Description of problem: A failed run: https://build.gluster.org/job/centos6-regression/6678/ Error reported: Triggered by Gerrit: https://review.gluster.org/17851 ERROR: Issue with creating launcher for agent slave20.cloud.gluster.org. The agent is being disconnected Complete exception log in the attachment. Version-Release number of selected component (if applicable): How reproducible: Steps to Reproduce: 1. 2. 3. Actual results: Expected results: Additional info:
Created attachment 1334089 [details] Centos regression failure.
slave27 is also affected, I am rebooting it, after taking slave20 out of rotation and inspecting the others.
Might be relatex to https://review.gluster.org/#/c/17789/ since this patch did ran on slave20 and slave27, who are broken and slave25, that I try to investigate right now.
So I reenabled slave27, I rebooted slave25. I guess I will try to dig a bit more on slave20 to dig what is the error, but likely reboot once I figure I have no idea to debug what is going with it.
The process on slave20 seems to have been started by https://review.gluster.org/18271 # (for i in $(ps fax |grep gluster |awk '{ print $1}' ); do cat /proc/$i/environ |sed 's/=/\n/g' |grep -a -A 1 GERRIT_CHANGE_URL |sed 's/SUDO_COMMAND//' ; done;) |grep -a http | sort -u https://review.gluster.org/18271 I am gonna reboot and keep a eye on this one.

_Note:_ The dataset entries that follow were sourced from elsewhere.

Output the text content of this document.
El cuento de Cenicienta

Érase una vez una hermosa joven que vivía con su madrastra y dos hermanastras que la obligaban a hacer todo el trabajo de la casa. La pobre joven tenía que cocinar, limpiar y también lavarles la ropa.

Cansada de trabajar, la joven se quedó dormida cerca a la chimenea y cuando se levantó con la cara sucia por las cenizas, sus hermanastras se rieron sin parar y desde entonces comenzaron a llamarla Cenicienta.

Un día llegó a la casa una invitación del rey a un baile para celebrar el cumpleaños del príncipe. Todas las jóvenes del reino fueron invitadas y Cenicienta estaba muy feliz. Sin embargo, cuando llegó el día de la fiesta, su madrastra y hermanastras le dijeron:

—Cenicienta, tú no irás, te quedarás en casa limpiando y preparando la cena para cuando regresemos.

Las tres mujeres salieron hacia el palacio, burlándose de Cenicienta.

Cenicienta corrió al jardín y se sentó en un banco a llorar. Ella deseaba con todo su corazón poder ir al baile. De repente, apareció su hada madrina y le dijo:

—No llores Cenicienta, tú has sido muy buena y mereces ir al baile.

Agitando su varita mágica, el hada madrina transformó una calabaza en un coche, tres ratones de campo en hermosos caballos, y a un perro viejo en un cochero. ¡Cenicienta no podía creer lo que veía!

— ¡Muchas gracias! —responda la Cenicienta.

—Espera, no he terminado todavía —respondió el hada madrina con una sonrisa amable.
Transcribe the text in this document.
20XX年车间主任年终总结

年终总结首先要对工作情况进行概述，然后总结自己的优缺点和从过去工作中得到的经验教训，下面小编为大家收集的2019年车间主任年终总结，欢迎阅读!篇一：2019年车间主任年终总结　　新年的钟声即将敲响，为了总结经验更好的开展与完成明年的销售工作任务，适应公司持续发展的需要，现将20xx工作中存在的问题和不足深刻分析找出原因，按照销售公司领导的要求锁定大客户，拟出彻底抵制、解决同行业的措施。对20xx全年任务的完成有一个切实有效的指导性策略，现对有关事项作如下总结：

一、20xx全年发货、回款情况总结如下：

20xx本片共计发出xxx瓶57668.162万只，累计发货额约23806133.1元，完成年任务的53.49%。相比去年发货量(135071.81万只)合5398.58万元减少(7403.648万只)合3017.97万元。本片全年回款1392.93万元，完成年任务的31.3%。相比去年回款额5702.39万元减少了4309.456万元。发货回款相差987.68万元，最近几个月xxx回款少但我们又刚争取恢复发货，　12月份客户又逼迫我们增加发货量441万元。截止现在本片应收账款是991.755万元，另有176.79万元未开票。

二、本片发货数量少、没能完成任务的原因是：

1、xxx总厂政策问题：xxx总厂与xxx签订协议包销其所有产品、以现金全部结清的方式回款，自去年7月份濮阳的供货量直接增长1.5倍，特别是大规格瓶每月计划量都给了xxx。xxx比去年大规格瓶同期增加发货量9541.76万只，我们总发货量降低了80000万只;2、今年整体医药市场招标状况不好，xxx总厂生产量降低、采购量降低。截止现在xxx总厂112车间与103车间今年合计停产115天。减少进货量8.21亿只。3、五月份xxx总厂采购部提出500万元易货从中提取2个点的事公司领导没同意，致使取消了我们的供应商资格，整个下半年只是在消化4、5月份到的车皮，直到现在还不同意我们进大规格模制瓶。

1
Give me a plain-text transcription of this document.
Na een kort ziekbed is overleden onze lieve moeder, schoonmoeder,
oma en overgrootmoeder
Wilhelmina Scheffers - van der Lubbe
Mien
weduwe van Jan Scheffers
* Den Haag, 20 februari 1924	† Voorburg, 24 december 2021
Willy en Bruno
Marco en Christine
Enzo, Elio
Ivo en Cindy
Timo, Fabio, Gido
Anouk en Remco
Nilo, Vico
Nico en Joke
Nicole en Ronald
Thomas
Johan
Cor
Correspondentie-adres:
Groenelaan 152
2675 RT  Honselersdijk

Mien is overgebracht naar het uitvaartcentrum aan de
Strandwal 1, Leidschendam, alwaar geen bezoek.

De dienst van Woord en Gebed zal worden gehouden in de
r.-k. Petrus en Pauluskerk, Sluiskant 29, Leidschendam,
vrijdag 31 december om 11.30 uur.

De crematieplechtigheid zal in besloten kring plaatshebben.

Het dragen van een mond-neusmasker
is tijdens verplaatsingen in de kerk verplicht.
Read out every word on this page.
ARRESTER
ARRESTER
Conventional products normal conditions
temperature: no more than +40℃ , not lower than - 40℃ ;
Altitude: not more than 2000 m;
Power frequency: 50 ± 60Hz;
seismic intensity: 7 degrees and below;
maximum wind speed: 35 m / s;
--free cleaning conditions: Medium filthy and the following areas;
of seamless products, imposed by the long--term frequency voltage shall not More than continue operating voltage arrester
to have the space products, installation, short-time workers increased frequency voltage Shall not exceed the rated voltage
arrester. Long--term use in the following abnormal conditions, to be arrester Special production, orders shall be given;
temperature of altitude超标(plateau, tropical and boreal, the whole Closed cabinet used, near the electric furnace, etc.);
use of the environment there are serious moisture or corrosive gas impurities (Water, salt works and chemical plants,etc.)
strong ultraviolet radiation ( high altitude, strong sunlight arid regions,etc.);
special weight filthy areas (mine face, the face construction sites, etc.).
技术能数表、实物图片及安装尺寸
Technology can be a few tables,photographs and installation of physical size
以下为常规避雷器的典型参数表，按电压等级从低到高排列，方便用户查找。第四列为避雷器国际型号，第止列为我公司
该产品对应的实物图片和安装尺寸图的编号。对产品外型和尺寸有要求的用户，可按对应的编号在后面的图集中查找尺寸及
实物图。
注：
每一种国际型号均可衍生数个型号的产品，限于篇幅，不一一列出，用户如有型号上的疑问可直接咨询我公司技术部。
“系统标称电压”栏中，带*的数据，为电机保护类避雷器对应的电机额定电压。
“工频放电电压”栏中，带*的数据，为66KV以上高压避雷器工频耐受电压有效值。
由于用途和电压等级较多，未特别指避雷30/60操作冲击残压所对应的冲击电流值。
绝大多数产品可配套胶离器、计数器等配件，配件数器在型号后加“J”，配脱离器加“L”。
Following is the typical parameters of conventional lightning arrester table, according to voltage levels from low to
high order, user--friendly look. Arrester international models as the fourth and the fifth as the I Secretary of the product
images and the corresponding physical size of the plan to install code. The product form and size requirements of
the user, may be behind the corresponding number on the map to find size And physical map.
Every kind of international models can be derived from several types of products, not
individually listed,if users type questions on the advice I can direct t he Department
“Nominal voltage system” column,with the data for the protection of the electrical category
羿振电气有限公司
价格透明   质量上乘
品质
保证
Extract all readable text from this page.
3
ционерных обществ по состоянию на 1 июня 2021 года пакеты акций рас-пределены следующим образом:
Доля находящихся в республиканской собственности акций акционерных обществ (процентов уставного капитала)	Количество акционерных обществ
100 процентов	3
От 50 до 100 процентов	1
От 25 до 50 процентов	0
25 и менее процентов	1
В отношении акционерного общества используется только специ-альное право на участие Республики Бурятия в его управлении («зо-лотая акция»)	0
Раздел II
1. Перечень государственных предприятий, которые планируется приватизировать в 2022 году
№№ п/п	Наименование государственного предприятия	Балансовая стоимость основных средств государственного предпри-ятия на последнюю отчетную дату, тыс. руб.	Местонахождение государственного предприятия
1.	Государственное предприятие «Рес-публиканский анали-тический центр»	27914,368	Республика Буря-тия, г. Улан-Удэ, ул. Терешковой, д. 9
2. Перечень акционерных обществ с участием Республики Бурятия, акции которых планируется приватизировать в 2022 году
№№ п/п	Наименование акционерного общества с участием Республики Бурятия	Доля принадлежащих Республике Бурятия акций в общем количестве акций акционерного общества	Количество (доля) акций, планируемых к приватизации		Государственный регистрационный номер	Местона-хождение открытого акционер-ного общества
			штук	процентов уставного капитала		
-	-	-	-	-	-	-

If any other builder fail, please ping me on irc.
So slave27 issue was different. I did had to wipe the /home/jenkins/root to make it work again for some reason. I looked on the rpm content, no issue, no issue with selinux, no disk full. I am a bit puzzled.
So today, that's slave22 with a ton of process broken after running regressions for https://review.gluster.org/#/c/18271/
For the record, I did reboot slave22, but forgot to write it down, sorry about that.
Slave22 wasn't fully recovered, i suspect we have a 2nd issue on our hands. I terminated all java process on that server, and did restart the agent. The log say nothing useful from where I look.
This issue need a full node restarted and a disconnect/reconnect. We don't see this problem anymore.